Aus der Eisenzeit fanden sich sonst nur im Zentrum der → Chirbe über frühbronzezeitlicher Wohnbebauung die Reste eines weiteren Turms, und zwar eines Rundturms mit einem Außendurchmesser von 19,5m. Der Grundriss weist drei konzentrische Mauerringe auf. Der innere 60cm dicke Ring mit einem Durchmesser von 8m war mit Steinen gefüllt, bildete also einen massiven Kern. Der mittlere 80cm dicke Ring hatte einen Außendurchmesser von 12,5m. In den 1,5m breiten Raum zwischen diesen beiden Ringen waren Lehmziegel in Läufer-Binder-Anordnung mit dazwischenliegenden senkrechten Ziegeln sorgfältig gesetzt. Der äußere Zwischenraum vor der 1,5m dicken Außenmauer war in der östlichen Hälfte in acht, über Durchgänge miteinander verbundene Kammern unterteilt, auf deren Böden reichlich Keramik gefunden wurde, in einem Raum sogar ein Ofen (die westliche Hälfte ist nicht ausgegraben). An der Innenseite der Außenmauer führte eine Rampe zum oberen Teil des Turms, der nach der Keramik wie der erste Turm ins 8. Jh. v. Chr. zu datieren ist und wohl ebenfalls einen Wachposten zur Kontrolle des Jordantals und vor allem des Weges ins Landesinnere beherbergte.

© public domain (Foto: Klaus Koenen, 2010)

Abb. 5 Eckiger Turm der Eisenzeit II in En Gedi mit Blick auf das Tote Meer.

Solche Türme waren in der Eisenzeit II verbreitet, z.B. bei → En Gedi, in Gilo, auf Tell el-Fūl (→ #xGibea#19532), auf dem → Ebal, in Chirbet eš-Šaqq und ein Ring von 19 derartiger Türme umgab Amman (Zertal 1995, 253-273; Burke, 43-45).

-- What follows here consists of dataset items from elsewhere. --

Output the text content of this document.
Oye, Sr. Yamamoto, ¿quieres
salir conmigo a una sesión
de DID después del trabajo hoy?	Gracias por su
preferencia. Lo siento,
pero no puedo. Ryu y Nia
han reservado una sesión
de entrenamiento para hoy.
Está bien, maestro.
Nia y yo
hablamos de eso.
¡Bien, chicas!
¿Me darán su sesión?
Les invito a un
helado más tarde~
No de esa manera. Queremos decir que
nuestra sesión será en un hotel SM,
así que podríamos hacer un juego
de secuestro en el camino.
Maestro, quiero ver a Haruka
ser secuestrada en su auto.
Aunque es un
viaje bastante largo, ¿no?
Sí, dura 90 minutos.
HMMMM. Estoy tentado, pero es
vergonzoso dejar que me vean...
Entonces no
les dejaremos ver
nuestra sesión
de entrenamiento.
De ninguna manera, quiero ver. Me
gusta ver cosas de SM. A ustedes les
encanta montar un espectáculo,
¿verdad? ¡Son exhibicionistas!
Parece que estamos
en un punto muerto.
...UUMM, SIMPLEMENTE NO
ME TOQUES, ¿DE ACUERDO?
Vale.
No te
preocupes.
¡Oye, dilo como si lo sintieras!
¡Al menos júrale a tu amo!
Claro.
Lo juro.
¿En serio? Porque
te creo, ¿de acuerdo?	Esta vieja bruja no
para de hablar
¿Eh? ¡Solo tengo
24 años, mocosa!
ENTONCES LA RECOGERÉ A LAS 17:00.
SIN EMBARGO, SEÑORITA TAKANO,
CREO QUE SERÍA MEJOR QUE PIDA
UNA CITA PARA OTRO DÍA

In der Umgebung von Chirbet el-Machruq ist vor allem Ruǧm Abu Muchajir zu nennen, Luftlinie 12km südwestlich unmittelbar neben einer Piste gelegen, die von Str. 505 abgeht (Koordinaten: 1895.1625; N 32° 03' 21.6'', E 35° 25' 11.8''; andere Schreibweisen: Rogem Abu Mughayir; The West Bank and East Jerusalem Searchable Map).

© public domain (Foto: Klaus Koenen, 2001)

Abb. 6 Runder Turm der Eisenzeit II (Ruǧm Abu Muchajir).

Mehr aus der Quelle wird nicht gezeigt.